The Gospel alludes to several aspects of the Law of Moses: circumcision, the dedication of the firstborn son to the Lord, and the purification of a woman after childbirth. According to the Law of Moses as presented in the Book of Leviticus, a woman was considered ritually unclean during her menstrual period and for a prescribed period of time following the birth of a child. After the birth of a son, a woman was considered ritually unclean for 40 days. After the birth of a daughter, a woman was considered unclean for 80 days. In order to be restored to ritual purity, a Jewish woman performed the appropriate rites of purification and made the prescribed ritual offering.


Today’s Gospel notes that Jesus was circumcised on the eighth day after his birth, in accordance with the Mosaic Law. At that time, he was called Jesus, the name he was given by the angel Gabriel. On the 40th day after Jesus’ birth, Mary performed the appropriate purification rites and made her offering at the Temple. Although the Law of Moses required an offering of a lamb, those who could not afford a lamb could substitute two turtledoves or two pigeons. In this scene, Luke identifies Joseph and Mary as being poor, and indeed throughout Luke’s Gospel, Jesus will show special concern for the poor.


Another Jewish rite referenced in this Gospel is the dedication of the firstborn son to the Lord. In remembrance of the feast of Passover, when the firstborn children of the Israelites in Egypt were saved from death, the Law of Moses prescribed that all firstborn males of Israel should be consecrated to the Lord. In this tradition, Mary and Joseph present the infant Jesus in the Temple in Jerusalem.
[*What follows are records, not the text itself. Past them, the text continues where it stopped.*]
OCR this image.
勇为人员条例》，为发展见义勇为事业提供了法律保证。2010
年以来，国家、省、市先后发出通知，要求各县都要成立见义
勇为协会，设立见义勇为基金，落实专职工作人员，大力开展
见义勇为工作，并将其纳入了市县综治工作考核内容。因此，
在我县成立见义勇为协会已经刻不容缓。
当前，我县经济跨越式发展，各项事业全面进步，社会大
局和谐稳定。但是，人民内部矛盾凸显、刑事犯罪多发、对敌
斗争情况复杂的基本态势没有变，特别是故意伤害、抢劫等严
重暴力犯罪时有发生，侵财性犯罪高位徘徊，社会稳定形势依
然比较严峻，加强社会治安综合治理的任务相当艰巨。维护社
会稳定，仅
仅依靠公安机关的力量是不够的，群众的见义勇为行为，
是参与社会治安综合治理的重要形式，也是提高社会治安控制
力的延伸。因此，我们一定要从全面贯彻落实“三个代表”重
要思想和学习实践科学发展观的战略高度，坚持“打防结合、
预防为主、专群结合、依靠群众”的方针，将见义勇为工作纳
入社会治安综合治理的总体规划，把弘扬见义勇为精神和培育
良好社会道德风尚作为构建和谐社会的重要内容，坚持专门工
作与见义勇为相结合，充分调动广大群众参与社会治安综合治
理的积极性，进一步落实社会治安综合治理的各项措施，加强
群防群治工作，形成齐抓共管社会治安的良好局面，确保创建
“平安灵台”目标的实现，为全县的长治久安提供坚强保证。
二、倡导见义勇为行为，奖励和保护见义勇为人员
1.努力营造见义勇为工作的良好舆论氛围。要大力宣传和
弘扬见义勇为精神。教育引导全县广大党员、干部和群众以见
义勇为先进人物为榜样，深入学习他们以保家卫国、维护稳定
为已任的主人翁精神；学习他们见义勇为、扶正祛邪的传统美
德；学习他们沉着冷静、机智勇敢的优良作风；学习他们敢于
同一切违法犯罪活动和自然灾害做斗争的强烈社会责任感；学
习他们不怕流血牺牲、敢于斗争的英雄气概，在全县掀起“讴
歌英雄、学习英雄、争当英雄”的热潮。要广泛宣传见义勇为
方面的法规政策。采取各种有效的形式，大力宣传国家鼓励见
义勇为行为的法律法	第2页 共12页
In Jerusalem, Luke reports that Mary and Joseph encounter two devout Jews, Simeon and Anna, who recognize the infant Jesus as the fulfilment of Israel’s hope for redemption. In Simeon’s words we find a prediction of Mary’s witnessing of Jesus’ death on the cross. The Canticle of Simeon, also called by its Latin name, Nunc Dimitis, is prayed at night prayer, or compline, each day during the Liturgy of the Hours. As we come to honour the Holy Family and pray for our own families, perhaps we can make Simeon’s prayer our own as we rejoice to see the salvation of God:

At last, all-powerful Master,

you give leave to your servant

to go in peace, according to your promise.


For my eyes have seen your salvation

which you have prepared for all nations,

the light to enlighten the Gentiles

and give glory to Israel, your people.


Mass today will be at 10.00am and you are welcome to join us online.